Announcing the Launch of Asteya, Detroit-Based Personal Styling Platform
We are excited to announce the launch of Asteya, a new Metro Detroit business transforming the way people think about clothes. Part personal styling services and part sustainable shopping, Asteya is on a mission to reduce apparel waste.
“People are surprised to learn that the fashion industry is the second largest global polluter,” says Asteya founder Melissa Leslie. “While many designers and brands are working to reduce their environmental impact, that alone is not enough. We believe the consumer mindset has to shift as well, and so we empower women and men to do more with the 80% of their clothing they rarely wear.”
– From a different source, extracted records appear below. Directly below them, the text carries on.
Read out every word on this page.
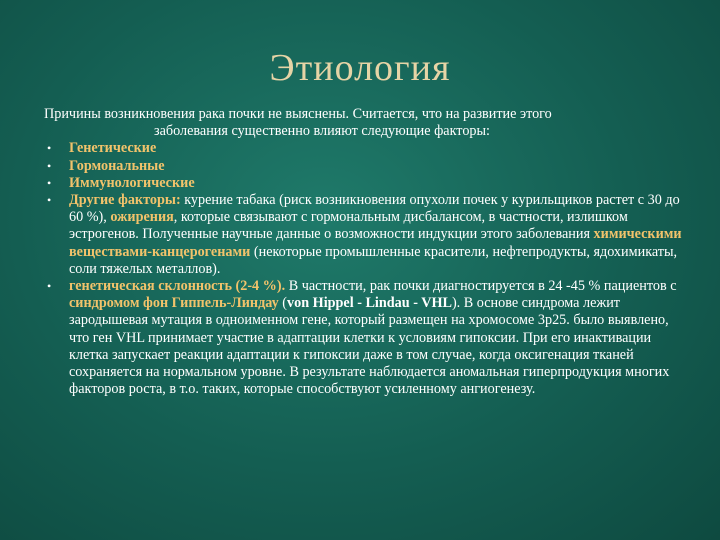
Этиология
Причины возникновения рака почки не выяснены. Считается, что на развитие этого
заболевания существенно влияют следующие факторы:
• Генетические
• Гормональные
• Иммунологические
• Другие факторы: курение табака (риск возникновения опухоли почек у курильщиков растет с 30 до 60 %), ожирения, которые связывают с гормональным дисбалансом, в частности, излишком эстрогенов. Полученные научные данные о возможности индукции этого заболевания химическими веществами-канцерогенами (некоторые промышленные красители, нефтепродукты, ядохимикаты, соли тяжелых металлов).
• генетическая склонность (2-4 %). В частности, рак почки диагностируется в 24 -45 % пациентов с синдромом фон Гиппель-Линдау (von Hippel - Lindau - VHL). В основе синдрома лежит зародышевая мутация в одноименном гене, который размещен на хромосоме 3p25. было выявлено, что ген VHL принимает участие в адаптации клетки к условиям гипоксии. При его инактивации клетка запускает реакции адаптации к гипоксии даже в том случае, когда оксигенация тканей сохраняется на нормальном уровне. В результате наблюдается аномальная гиперпродукция многих факторов роста, в т.о. таких, которые способствуют усиленному ангиогенезу.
Asteya offers two services, wardrobe consultation and personal shopping. The wardrobe consultation is a 3-hour session in which stylists assess what works for the client’s body and lifestyle, and show the versatility of their existing wardrobe by creating multiple wearable looks. As a follow-up to the consultation, clients can book personal shopping services, in which a stylist will curate products from sustainable global and local Detroit brands based on their recommended shopping list.
Stylists are hand-picked professionals with extensive personal styling experience. Paulina Petkoski is a FIT-trained designer and stylist who has worked with Diane von Furstenberg, Isaac Mizrahai, and Pamela Roland. Paulina is also the co-founder of Playground Detroit and founding Style Editor of Grand Circus Magazine. Raffaella Medoro-Naurato left her career in music as a professional pianist to pursue fashion full-time when she found that fellow musicians were more interested in her personal style of dress and were constantly asking for her advice. She trained at the American College of Professional Stylists and is a full-time stylist as well as instructor at Wayne State University teaching Italian and History of Costume.
“The retail industry has changed so dramatically in the last 25 years, with fast fashion training people to expect cheap, disposable clothing. We want to show people that by investing in fewer, higher quality pieces, and thinking creatively about how to style them, they will save money in the long run, look better in their clothing, and help the environment. It’s a win-win-win.”